Weil die weibliche A-Jugend der TSG bereits am Samstag zum Bundesliga-Auswärtsspiel beim Thüringer HC anreist, stehen diese Spielerinnen nicht für den Oberliga-Kader zur Verfügung. Alternativtermine noch in diesem Jahr fanden nicht die Zustimmung der VTV. Man hätte an den Wochenendterminen nicht in Bestbesetzung antreten können und unter der Woche hätte die Mannschaft aus größtenteils berufstätigen Spielerinnen gegenüber einer Truppe aus Schülerinnen und Studentinnen Nachteile befürchtet, sagt VTV-Handballabteilungsleiter Erik Neßling.

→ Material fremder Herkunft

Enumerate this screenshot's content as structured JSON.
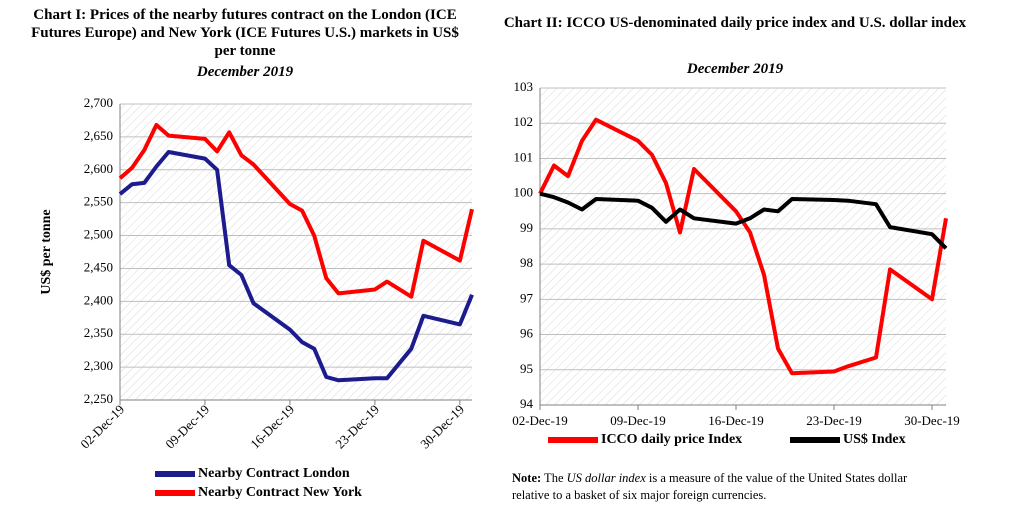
{
  "chart_data": [
    {
      "type": "line",
      "title": "Chart I: Prices of the nearby futures contract on the London (ICE Futures Europe) and New York (ICE Futures U.S.) markets in US$ per tonne",
      "subtitle": "December 2019",
      "ylabel": "US$ per tonne",
      "x": [
        "2019-12-02",
        "2019-12-03",
        "2019-12-04",
        "2019-12-05",
        "2019-12-06",
        "2019-12-09",
        "2019-12-10",
        "2019-12-11",
        "2019-12-12",
        "2019-12-13",
        "2019-12-16",
        "2019-12-17",
        "2019-12-18",
        "2019-12-19",
        "2019-12-20",
        "2019-12-23",
        "2019-12-24",
        "2019-12-26",
        "2019-12-27",
        "2019-12-30",
        "2019-12-31"
      ],
      "series": [
        {
          "name": "Nearby Contract London",
          "color": "#1c1c8f",
          "values": [
            2563,
            2578,
            2580,
            2605,
            2627,
            2617,
            2600,
            2455,
            2440,
            2397,
            2357,
            2338,
            2328,
            2285,
            2280,
            2283,
            2283,
            2328,
            2378,
            2365,
            2410
          ]
        },
        {
          "name": "Nearby Contract New York",
          "color": "#ff0000",
          "values": [
            2587,
            2603,
            2630,
            2668,
            2652,
            2647,
            2628,
            2657,
            2622,
            2608,
            2548,
            2538,
            2500,
            2435,
            2412,
            2418,
            2430,
            2407,
            2492,
            2462,
            2540
          ]
        }
      ],
      "xlim": [
        "2019-12-02",
        "2019-12-31"
      ],
      "xticks": [
        {
          "value": "2019-12-02",
          "label": "02-Dec-19"
        },
        {
          "value": "2019-12-09",
          "label": "09-Dec-19"
        },
        {
          "value": "2019-12-16",
          "label": "16-Dec-19"
        },
        {
          "value": "2019-12-23",
          "label": "23-Dec-19"
        },
        {
          "value": "2019-12-30",
          "label": "30-Dec-19"
        }
      ],
      "ylim": [
        2250,
        2700
      ],
      "yticks": [
        {
          "value": 2250,
          "label": "2,250"
        },
        {
          "value": 2300,
          "label": "2,300"
        },
        {
          "value": 2350,
          "label": "2,350"
        },
        {
          "value": 2400,
          "label": "2,400"
        },
        {
          "value": 2450,
          "label": "2,450"
        },
        {
          "value": 2500,
          "label": "2,500"
        },
        {
          "value": 2550,
          "label": "2,550"
        },
        {
          "value": 2600,
          "label": "2,600"
        },
        {
          "value": 2650,
          "label": "2,650"
        },
        {
          "value": 2700,
          "label": "2,700"
        }
      ],
      "grid": true,
      "legend": "bottom"
    },
    {
      "type": "line",
      "title": "Chart II: ICCO US-denominated daily price index and U.S. dollar index",
      "subtitle": "December 2019",
      "x": [
        "2019-12-02",
        "2019-12-03",
        "2019-12-04",
        "2019-12-05",
        "2019-12-06",
        "2019-12-09",
        "2019-12-10",
        "2019-12-11",
        "2019-12-12",
        "2019-12-13",
        "2019-12-16",
        "2019-12-17",
        "2019-12-18",
        "2019-12-19",
        "2019-12-20",
        "2019-12-23",
        "2019-12-24",
        "2019-12-26",
        "2019-12-27",
        "2019-12-30",
        "2019-12-31"
      ],
      "series": [
        {
          "name": "ICCO daily price Index",
          "color": "#ff0000",
          "values": [
            100.0,
            100.8,
            100.5,
            101.5,
            102.1,
            101.5,
            101.1,
            100.3,
            98.9,
            100.7,
            99.5,
            98.9,
            97.7,
            95.6,
            94.9,
            94.95,
            95.1,
            95.35,
            97.85,
            97.0,
            99.3
          ]
        },
        {
          "name": "US$ Index",
          "color": "#000000",
          "values": [
            100.0,
            99.9,
            99.75,
            99.55,
            99.85,
            99.8,
            99.6,
            99.2,
            99.55,
            99.3,
            99.15,
            99.3,
            99.55,
            99.5,
            99.85,
            99.82,
            99.8,
            99.7,
            99.05,
            98.85,
            98.45
          ]
        }
      ],
      "xlim": [
        "2019-12-02",
        "2019-12-31"
      ],
      "xticks": [
        {
          "value": "2019-12-02",
          "label": "02-Dec-19"
        },
        {
          "value": "2019-12-09",
          "label": "09-Dec-19"
        },
        {
          "value": "2019-12-16",
          "label": "16-Dec-19"
        },
        {
          "value": "2019-12-23",
          "label": "23-Dec-19"
        },
        {
          "value": "2019-12-30",
          "label": "30-Dec-19"
        }
      ],
      "ylim": [
        94,
        103
      ],
      "yticks": [
        94,
        95,
        96,
        97,
        98,
        99,
        100,
        101,
        102,
        103
      ],
      "grid": true,
      "legend": "bottom",
      "note": [
        "Note:",
        " The ",
        "US dollar index",
        " is a measure of the value of the United States dollar relative to a basket of six major foreign currencies."
      ]
    }
  ]
}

Der Ärger von Martin Buschsieper, verantwortlich für den Damenbereich bei den Friesenheimern, richtet sich nicht gegen die Mundenheimer: „Ich habe ausdrücklich kein Problem mit den VTV. Ich ärgere mich über unseren Verband.“ So sei es Richtlinie des DHB, Spiele in der Dritten Liga an Spieltagen der Juniorinnen-Bundesliga auszusetzen, weil dort auch die Nachwuchskräfte zum Einsatz kommen sollen. „Unsere Gegnerinnen spielen mit den Damen in der Dritten Liga. Nur die Oberliga geht dieses Konzept des DHB nicht mit.“

TSG muss auch Geldstrafe zahlen

Gemeinsam mit Neßling ist Buschsieper um Deeskalation bemüht. Immerhin ist das handballerische Verhältnis zwischen den beiden Vereinen nicht gänzlich unbelastet. „Wir sind der TSG schon entgegengekommen“, betont Neßling. Beispielsweise habe man vor der Runde auf Friesenheimer Anfrage schon das Heimrecht getauscht. Die Anfrage auf eine Spielverlegung vor rund drei Wochen sei zu kurzfristig gewesen. Ein letzter Versuch, nachdem der Verband einen Nachholtermin bis zum Rundenende eingeräumt hatte, sei dann geplatzt. „Ich wollte die Mannschaft dazu am Samstag befragen, aber dann kam schon die Absage von der TSG“, sagt Neßling. „Es gab eben einfach keinen Weg“, so Buschsieper.

Von der Geschäftsstelle der Oberliga gab es keine Stellungnahme. „Das ist eine Sache zwischen den beteiligten Vereinen“, hieß es auf Anfrage. Zu den verlorenen Punkten wartet auf die TSG noch eine Geldstrafe.